Since you don’t have experience managing Kubernetes (I assume), perhaps a better idea would be to use a managed-Kubernetes service from AWS (you mentioned EC2). EKS would provide a managed control-plane and if you don’t want to manage any EC2 instances, you may consider using Fargate to deploy your client’s applications.
If you are familiar with IAM policies it may be easier for you to properly isolate your clients applications from each other (and from other’s clients applications). AWS offers its own monitoring services and even Prometheus+Grafana+ELK/OpenSearch, that you may need to deploy to monitor your self-managed cluster and applications.

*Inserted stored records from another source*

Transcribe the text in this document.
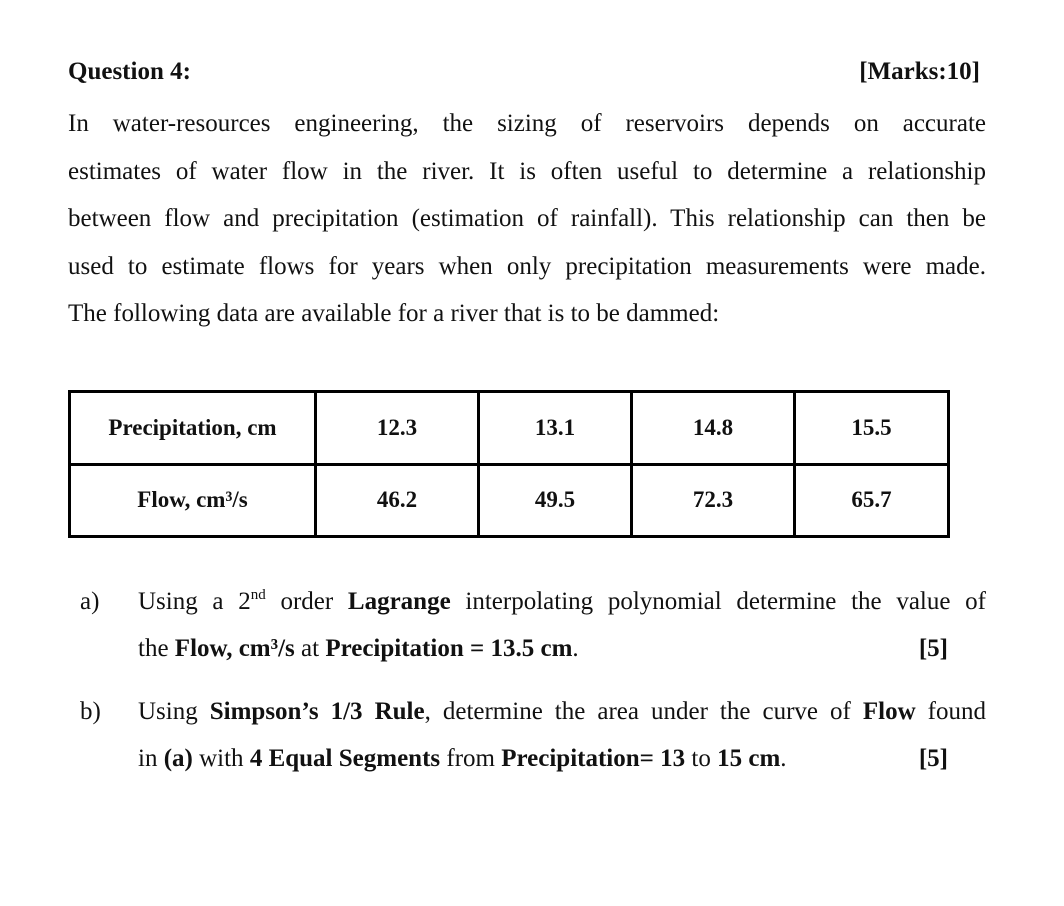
Question 4:	[Marks:10]
In water-resources engineering, the sizing of reservoirs depends on accurate
estimates of water flow in the river. It is often useful to determine a relationship
between flow and precipitation (estimation of rainfall). This relationship can then be
used to estimate flows for years when only precipitation measurements were made.
The following data are available for a river that is to be dammed:
Precipitation, cm	12.3	13.1	14.8	15.5
Flow, cm³/s	46.2	49.5	72.3	65.7
a) Using a 2nd order Lagrange interpolating polynomial determine the value of
the Flow, cm³/s at Precipitation = 13.5 cm.	[5]
b) Using Simpson’s 1/3 Rule, determine the area under the curve of Flow found
in (a) with 4 Equal Segments from Precipitation= 13 to 15 cm.	[5]
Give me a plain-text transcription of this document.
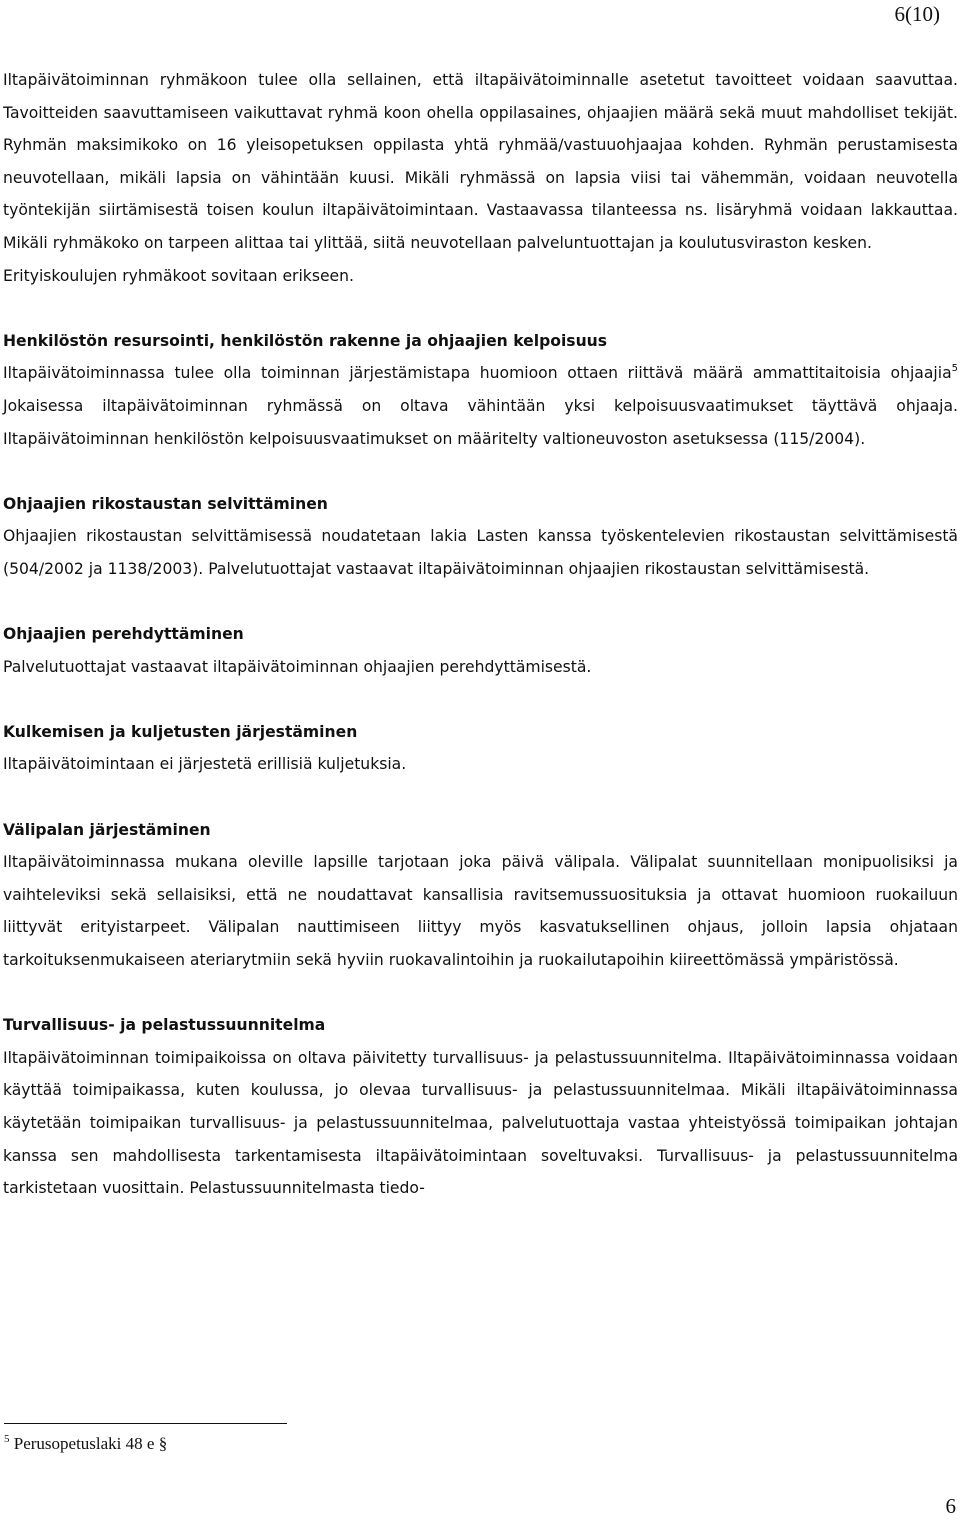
6(10)

Iltapäivätoiminnan ryhmäkoon tulee olla sellainen, että iltapäivätoiminnalle asetetut tavoitteet voidaan saavuttaa. Tavoitteiden saavuttamiseen vaikuttavat ryhmä koon ohella oppilasaines, ohjaajien määrä sekä muut mahdolliset tekijät. Ryhmän maksimikoko on 16 yleisopetuksen oppilasta yhtä ryhmää/vastuuohjaajaa kohden. Ryhmän perustamisesta neuvotellaan, mikäli lapsia on vähintään kuusi. Mikäli ryhmässä on lapsia viisi tai vähemmän, voidaan neuvotella työntekijän siirtämisestä toisen koulun iltapäivätoimintaan. Vastaavassa tilanteessa ns. lisäryhmä voidaan lakkauttaa. Mikäli ryhmäkoko on tarpeen alittaa tai ylittää, siitä neuvotellaan palveluntuottajan ja koulutusviraston kesken.

Erityiskoulujen ryhmäkoot sovitaan erikseen.

Henkilöstön resursointi, henkilöstön rakenne ja ohjaajien kelpoisuus

Iltapäivätoiminnassa tulee olla toiminnan järjestämistapa huomioon ottaen riittävä määrä ammattitaitoisia ohjaajia$^5$ Jokaisessa iltapäivätoiminnan ryhmässä on oltava vähintään yksi kelpoisuusvaatimukset täyttävä ohjaaja. Iltapäivätoiminnan henkilöstön kelpoisuusvaatimukset on määritelty valtioneuvoston asetuksessa (115/2004).

Ohjaajien rikostaustan selvittäminen

Ohjaajien rikostaustan selvittämisessä noudatetaan lakia Lasten kanssa työskentelevien rikostaustan selvittämisestä (504/2002 ja 1138/2003). Palvelutuottajat vastaavat iltapäivätoiminnan ohjaajien rikostaustan selvittämisestä.

Ohjaajien perehdyttäminen

Palvelutuottajat vastaavat iltapäivätoiminnan ohjaajien perehdyttämisestä.

Kulkemisen ja kuljetusten järjestäminen

Iltapäivätoimintaan ei järjestetä erillisiä kuljetuksia.

Välipalan järjestäminen

Iltapäivätoiminnassa mukana oleville lapsille tarjotaan joka päivä välipala. Välipalat suunnitellaan monipuolisiksi ja vaihteleviksi sekä sellaisiksi, että ne noudattavat kansallisia ravitsemussuosituksia ja ottavat huomioon ruokailuun liittyvät erityistarpeet. Välipalan nauttimiseen liittyy myös kasvatuksellinen ohjaus, jolloin lapsia ohjataan tarkoituksenmukaiseen ateriarytmiin sekä hyviin ruokavalintoihin ja ruokailutapoihin kiireettömässä ympäristössä.

Turvallisuus- ja pelastussuunnitelma

Iltapäivätoiminnan toimipaikoissa on oltava päivitetty turvallisuus- ja pelastussuunnitelma. Iltapäivätoiminnassa voidaan käyttää toimipaikassa, kuten koulussa, jo olevaa turvallisuus- ja pelastussuunnitelmaa. Mikäli iltapäivätoiminnassa käytetään toimipaikan turvallisuus- ja pelastussuunnitelmaa, palvelutuottaja vastaa yhteistyössä toimipaikan johtajan kanssa sen mahdollisesta tarkentamisesta iltapäivätoimintaan soveltuvaksi. Turvallisuus- ja pelastussuunnitelma tarkistetaan vuosittain. Pelastussuunnitelmasta tiedo-

$^5$ Perusopetuslaki 48 e §
6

You can fully isolate applications in your self-managed cluster, but it requires you to have some knowledge on Network Policies and RBAC. Namespaces on its own does not always isolate applications between them (depends on configuration). This is old (2016), but in Kubernetes Namespaces: use cases and insights one of the reasons not to use Namespaces is:
In some circumstances Kubernetes Namespaces will not provide the isolation that you need. This may be due to geographical, billing or security factors. For all the benefits of the logical partitioning of namespaces, there is currently no ability to enforce the partitioning. Any user or resource in a Kubernetes cluster may access any other resource in the cluster regardless of namespace. So, if you need to protect or isolate resources, the ultimate namespace is a separate Kubernetes cluster against which you may apply your regular security|ACL controls.
In 2017, Kubernetes 1.8, Network Policies provided “the ability to enforce the partitioning” (that was lacking in the previously mentioned article from 2016) but you have to configure them as the Default policies:
By default, if no policies exist in a namespace, then all ingress and egress traffic is allowed to and from pods in that namespace.
If you want to move away from managing “so many servers”, you will be changing managing “many EC2” instances to managing “many EC2” instances (in your self-managed cluster) and having to deal with Kubernetes.
My advice would be to focus on your core business (coding) and use a managed Kubernetes service from your favorite hyperscaler (AWS/Azure/GCP).